"No" on the conference report to H.R. 2642, the Federal Agriculture Reform and Risk Management Act of 2013.


NTU urges all Members of Congress to vote “No” on the conference report to H.R. 2642, the Federal Agriculture Reform and Risk Management Act of 2013. Despite the lengthy consideration of this legislation, the end-product largely dismisses the opportunity for reform in favor of new entitlements, subsidies, and carve-outs at the expense of taxpayers.

It is highly unlikely that taxpayers will reap any so-called “savings” from the almost $1 trillion spending bill. H.R. 2642 marks a 49 percent increase in cost over its 2008 predecessor and is packed with new crop insurance subsidy programs intended to lock in returns on commodities at record-high prices.
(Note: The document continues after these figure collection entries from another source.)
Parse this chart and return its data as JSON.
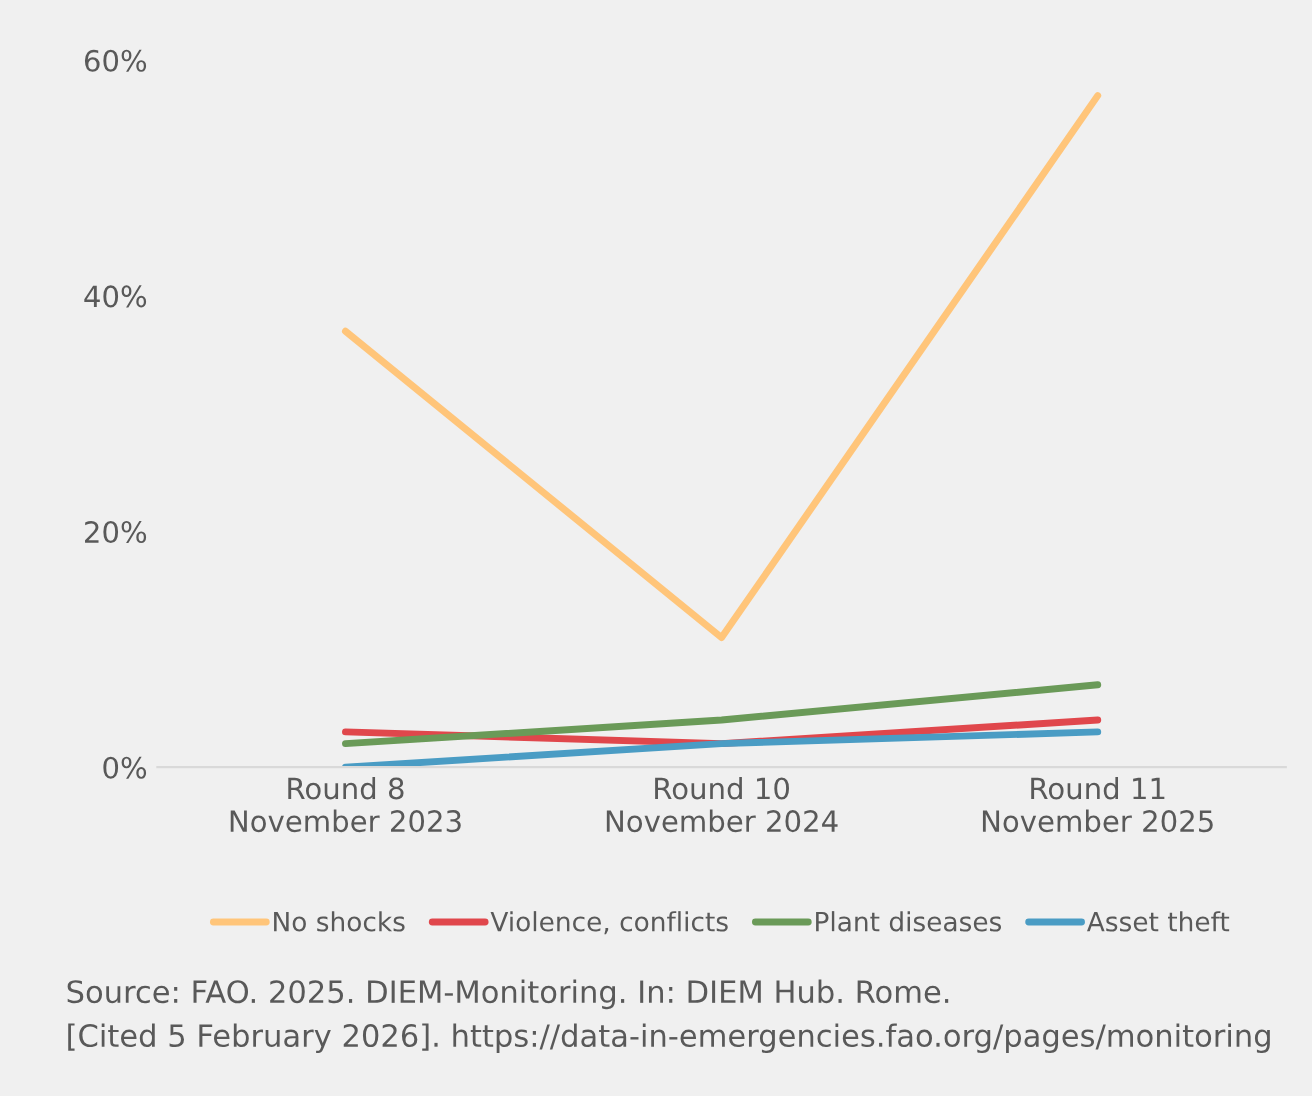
{
  "chart_data": {
    "type": "line",
    "categories": [
      "Round 8\nNovember 2023",
      "Round 10\nNovember 2024",
      "Round 11\nNovember 2025"
    ],
    "series": [
      {
        "name": "No shocks",
        "color": "#ffc57a",
        "values": [
          37,
          11,
          57
        ]
      },
      {
        "name": "Violence, conflicts",
        "color": "#e0474c",
        "values": [
          3,
          2,
          4
        ]
      },
      {
        "name": "Plant diseases",
        "color": "#6a9a58",
        "values": [
          2,
          4,
          7
        ]
      },
      {
        "name": "Asset theft",
        "color": "#4a9cc4",
        "values": [
          0,
          2,
          3
        ]
      }
    ],
    "ylim": [
      0,
      60
    ],
    "yticks": [
      {
        "value": 0,
        "label": "0%"
      },
      {
        "value": 20,
        "label": "20%"
      },
      {
        "value": 40,
        "label": "40%"
      },
      {
        "value": 60,
        "label": "60%"
      }
    ],
    "grid": false,
    "legend": "bottom",
    "marker": "none",
    "line_style": "solid",
    "annotations": [
      "Source: FAO. 2025. DIEM-Monitoring. In: DIEM Hub. Rome.",
      "[Cited 5 February 2026]. https://data-in-emergencies.fao.org/pages/monitoring"
    ]
  }
}
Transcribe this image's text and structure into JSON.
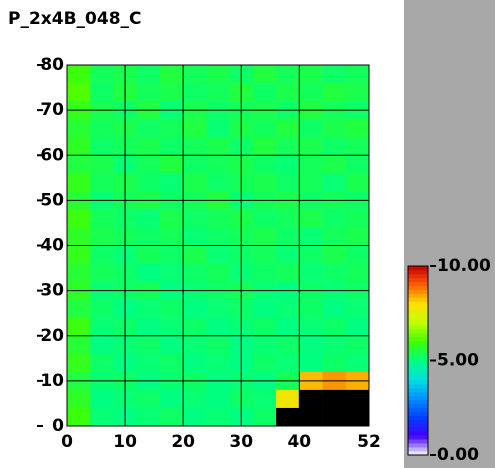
{
  "chart_data": {
    "type": "heatmap",
    "title": "P_2x4B_048_C",
    "xlim": [
      0,
      52
    ],
    "ylim": [
      0,
      80
    ],
    "xticks": [
      0,
      10,
      20,
      30,
      40,
      52
    ],
    "yticks": [
      0,
      10,
      20,
      30,
      40,
      50,
      60,
      70,
      80
    ],
    "grid": true,
    "missing_color": "#000000",
    "clim": [
      0,
      10
    ],
    "cticks": [
      {
        "value": 0,
        "label": "0.00"
      },
      {
        "value": 5,
        "label": "5.00"
      },
      {
        "value": 10,
        "label": "10.00"
      }
    ],
    "colorscale": [
      "#ffffff",
      "#4000ff",
      "#0040ff",
      "#0090ff",
      "#00e0e0",
      "#00ff80",
      "#40ff00",
      "#c0ff00",
      "#ffe000",
      "#ff6000",
      "#c00000"
    ],
    "values": [
      [
        5.9,
        5.3,
        5.4,
        5.2,
        5.5,
        5.3,
        5.4,
        5.2,
        5.5,
        5.3,
        5.4,
        5.2,
        5.3
      ],
      [
        6.1,
        5.2,
        5.5,
        5.3,
        5.4,
        5.2,
        5.3,
        5.5,
        5.2,
        5.4,
        5.3,
        5.5,
        5.4
      ],
      [
        5.8,
        5.4,
        5.2,
        5.5,
        5.1,
        5.4,
        5.2,
        5.3,
        5.4,
        5.2,
        5.5,
        5.3,
        5.2
      ],
      [
        5.6,
        5.3,
        5.4,
        5.2,
        5.3,
        5.5,
        5.1,
        5.4,
        5.3,
        5.5,
        5.2,
        5.4,
        5.5
      ],
      [
        5.7,
        5.2,
        5.3,
        5.4,
        5.2,
        5.3,
        5.4,
        5.2,
        5.5,
        5.3,
        5.4,
        5.2,
        5.3
      ],
      [
        5.5,
        5.4,
        5.1,
        5.3,
        5.5,
        5.2,
        5.3,
        5.4,
        5.2,
        5.1,
        5.3,
        5.4,
        5.2
      ],
      [
        5.8,
        5.3,
        5.4,
        5.2,
        5.1,
        5.4,
        5.2,
        5.3,
        5.4,
        5.2,
        5.3,
        5.1,
        5.4
      ],
      [
        5.6,
        5.1,
        5.3,
        5.4,
        5.2,
        5.3,
        5.5,
        5.1,
        5.3,
        5.4,
        5.2,
        5.3,
        5.2
      ],
      [
        5.9,
        5.3,
        5.2,
        5.1,
        5.4,
        5.2,
        5.3,
        5.4,
        5.2,
        5.3,
        5.4,
        5.2,
        5.3
      ],
      [
        5.7,
        5.4,
        5.3,
        5.2,
        5.3,
        5.1,
        5.2,
        5.3,
        5.4,
        5.2,
        5.1,
        5.3,
        5.4
      ],
      [
        5.8,
        5.2,
        5.1,
        5.3,
        5.2,
        5.4,
        5.1,
        5.2,
        5.3,
        5.1,
        5.2,
        5.4,
        5.2
      ],
      [
        5.6,
        5.3,
        5.2,
        5.0,
        5.1,
        5.2,
        5.3,
        5.1,
        5.2,
        5.3,
        5.1,
        5.2,
        5.3
      ],
      [
        5.7,
        5.1,
        5.2,
        5.3,
        5.0,
        5.1,
        5.2,
        5.3,
        5.1,
        5.0,
        5.2,
        5.1,
        5.2
      ],
      [
        5.5,
        5.2,
        5.0,
        5.1,
        5.2,
        5.0,
        5.1,
        5.2,
        5.0,
        5.1,
        5.2,
        5.0,
        5.1
      ],
      [
        5.9,
        5.1,
        5.2,
        5.0,
        5.1,
        5.2,
        5.0,
        5.1,
        5.2,
        5.0,
        5.1,
        5.2,
        5.0
      ],
      [
        5.6,
        5.0,
        5.1,
        5.2,
        5.0,
        5.1,
        5.2,
        5.0,
        5.1,
        5.2,
        5.0,
        5.1,
        5.2
      ],
      [
        5.8,
        5.2,
        5.0,
        5.1,
        5.2,
        5.0,
        5.1,
        5.0,
        5.2,
        5.1,
        5.0,
        5.2,
        5.1
      ],
      [
        5.5,
        5.1,
        5.2,
        5.0,
        5.1,
        5.2,
        5.0,
        5.1,
        5.0,
        5.3,
        8.3,
        8.6,
        8.4
      ],
      [
        5.7,
        5.0,
        5.1,
        5.2,
        5.0,
        5.1,
        5.0,
        5.2,
        5.1,
        7.8,
        null,
        null,
        null
      ],
      [
        5.9,
        5.1,
        5.0,
        5.1,
        5.2,
        5.0,
        5.1,
        5.0,
        5.2,
        null,
        null,
        null,
        null
      ]
    ]
  }
}
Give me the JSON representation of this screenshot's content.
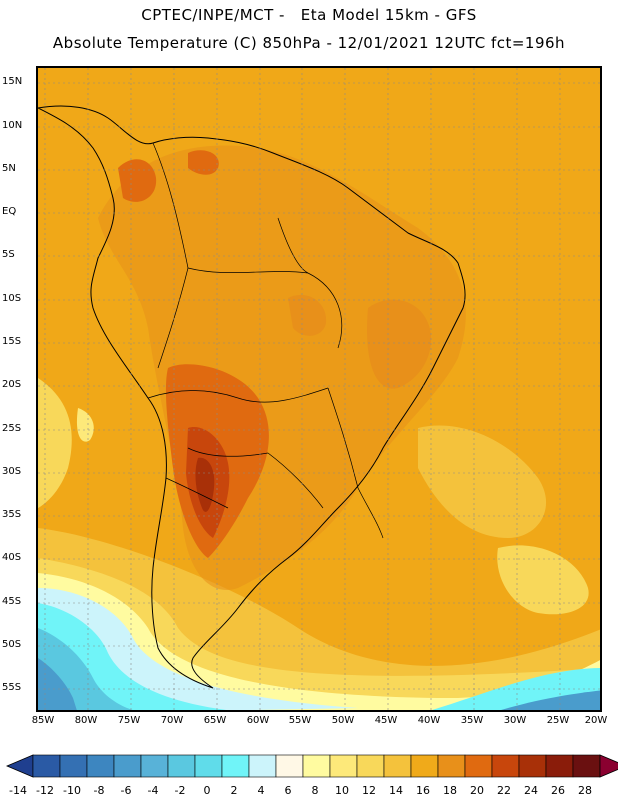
{
  "header": {
    "line1": "CPTEC/INPE/MCT -   Eta Model 15km - GFS",
    "line2": "Absolute Temperature (C) 850hPa - 12/01/2021 12UTC fct=196h"
  },
  "map": {
    "lat_labels": [
      "15N",
      "10N",
      "5N",
      "EQ",
      "5S",
      "10S",
      "15S",
      "20S",
      "25S",
      "30S",
      "35S",
      "40S",
      "45S",
      "50S",
      "55S"
    ],
    "lon_labels": [
      "85W",
      "80W",
      "75W",
      "70W",
      "65W",
      "60W",
      "55W",
      "50W",
      "45W",
      "40W",
      "35W",
      "30W",
      "25W",
      "20W"
    ]
  },
  "colorbar": {
    "colors": [
      "#1f3f8f",
      "#2a5aa5",
      "#3470b3",
      "#3d86c0",
      "#4a9ccc",
      "#58b2d8",
      "#5ac8e0",
      "#60dcea",
      "#70f4f8",
      "#ccf4fb",
      "#fff8e6",
      "#fffba0",
      "#fde97a",
      "#f8d85a",
      "#f4c23c",
      "#f0aa1a",
      "#e8901a",
      "#e06a10",
      "#c8460c",
      "#a83008",
      "#8a1c0a",
      "#6a1010",
      "#8a0030"
    ],
    "labels": [
      "-14",
      "-12",
      "-10",
      "-8",
      "-6",
      "-4",
      "-2",
      "0",
      "2",
      "4",
      "6",
      "8",
      "10",
      "12",
      "14",
      "16",
      "18",
      "20",
      "22",
      "24",
      "26",
      "28"
    ]
  }
}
These alone have the potential to cost taxpayers billions on top of the bill’s baseline. For example, corn prices have dropped nearly one half from their record highs in 2011 and 2012 when the farm bill was first being written.

In addition to the enormous cost, taxpayers should be outraged at the manner in which conferees sidestepped even the most minimal, commonsense reforms, and instead opted to:

  • Recombine the separate agriculture and nutrition titles passed by the House with five and three year schedules, respectively.
  •  Eliminate means testing that would reduce federal premium support by 15 percent for recipients with adjusted gross incomes of more than $750,000. This was included in the Senate-passed bill and in a House-passed “sense of the House.”
  • Maintain carve-outs and corporate subsidies for everything from catfish to Christmas trees.
  • Reinstate SNAP overspending. The House-passed nutrition title laid out $40 billion in savings from SNAP, the conference report calls for a meager $9 billion.

Although H.R. 2642 eliminates direct payments and commendably avoids the worst dairy supply management schemes, on balance the package is a blueprint that would create continued dependency on the federal government and taxpayer funds, push up land and food prices, and hurt the very same small farmers that proponents of the bill claim to be helping. By picking and choosing the worst aspects of the House and Senate-passed bills, somehow the conference created a “Frankenstein’s monster” that is even worse than the bills it started with.        

Roll call votes on the conference report to H.R. 2642 will be heavily weighted in our annual Rating of Congress and a “NO” vote will be considered the pro-taxpayer position.